EDITORIAL: The statement by the Resident Representative of the International Monetary Fund (IMF) in Islamabad on 23 August, a week after the caretaker cabinet took oath, reminding the government of its pledge to keep all state-owned entities (SOEs) under finance ministry’s oversight indicates that the Fund staff’s mood not to allow any waivers on the measures agreed and documented in the Stand-By Arrangement (SBA) including phasing out of harsh upfront conditions remains unchanged; and needless to add has remained unchanged since March 2022 when the sixth review under the now suspended Extended Fund Facility (EFF) programme was due.
The next two finance ministers – Miftah Ismail and Ishaq Dar – attempted to renegotiate the conditions; however, Ismail correctly gauging the Fund staff mood capitulated by August last year reflected by the seventh/eighth review agreed while Dar not only failed to implement the agreed conditions but proceeded to violate them at a massive cost to the country’s economy, thereby forcing the then Prime Minister Shehbaz Sharif to directly intervene in the matter to avert the looming threat of default.
In this context, it is relevant to note that the outgoing government agreed to the following three reform measures to improve fiscal transparency and effectiveness in the Memorandum of Economic and Financial Policies: (i) creation of “a Central Monitoring Unit (CMU) within the Ministry of Finance (MoF) in September 2022 to improve SOE monitoring and oversight functions and provide better analysis at the aggregate SOE level.
The CMU’s full operationalization will be completed with the hiring of the needed staff and publish its first periodic report on the performance of SOEs, in terms of section 31(3) of the new SOE law, using latest available data (a structural benchmark to be implemented by end-November 2023; (ii) ongoing efforts to “fully operationalize our treasury single account (TSA-2) by end-October 2023.

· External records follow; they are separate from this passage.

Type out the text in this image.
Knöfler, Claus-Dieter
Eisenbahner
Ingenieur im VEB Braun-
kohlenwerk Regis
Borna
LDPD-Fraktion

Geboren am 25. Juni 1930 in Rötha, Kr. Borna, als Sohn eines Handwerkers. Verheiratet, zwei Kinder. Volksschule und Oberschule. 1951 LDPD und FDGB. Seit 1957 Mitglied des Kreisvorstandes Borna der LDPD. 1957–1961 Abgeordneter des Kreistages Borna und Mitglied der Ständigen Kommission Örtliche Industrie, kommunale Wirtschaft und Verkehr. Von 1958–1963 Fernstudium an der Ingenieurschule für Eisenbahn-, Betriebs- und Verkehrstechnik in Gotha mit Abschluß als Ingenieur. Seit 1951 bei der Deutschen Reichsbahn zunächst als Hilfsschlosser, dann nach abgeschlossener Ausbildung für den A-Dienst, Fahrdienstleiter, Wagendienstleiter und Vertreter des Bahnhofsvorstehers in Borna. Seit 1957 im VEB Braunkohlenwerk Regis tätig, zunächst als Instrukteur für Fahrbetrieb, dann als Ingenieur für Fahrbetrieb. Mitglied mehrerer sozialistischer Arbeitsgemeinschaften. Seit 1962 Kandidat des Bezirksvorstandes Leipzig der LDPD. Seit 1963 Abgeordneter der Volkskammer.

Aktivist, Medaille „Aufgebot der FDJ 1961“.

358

To support our cash management and forecasting efforts, which are necessary to benefit from the TSA and allow for more efficient debt and cash management, we have created the Treasury and Cash Management Unit and the Cash Forecasting Unit in the Federal Treasury Office in Islamabad;” and (iii) “To enhance transparency in all public procurement and with Technical Advisory support from the World Bank, the Public Procurement Regulatory Authority (PPRA) launched and piloted the e-Procurement System in early March 2023 with the health and education ministry as well as Punjab province.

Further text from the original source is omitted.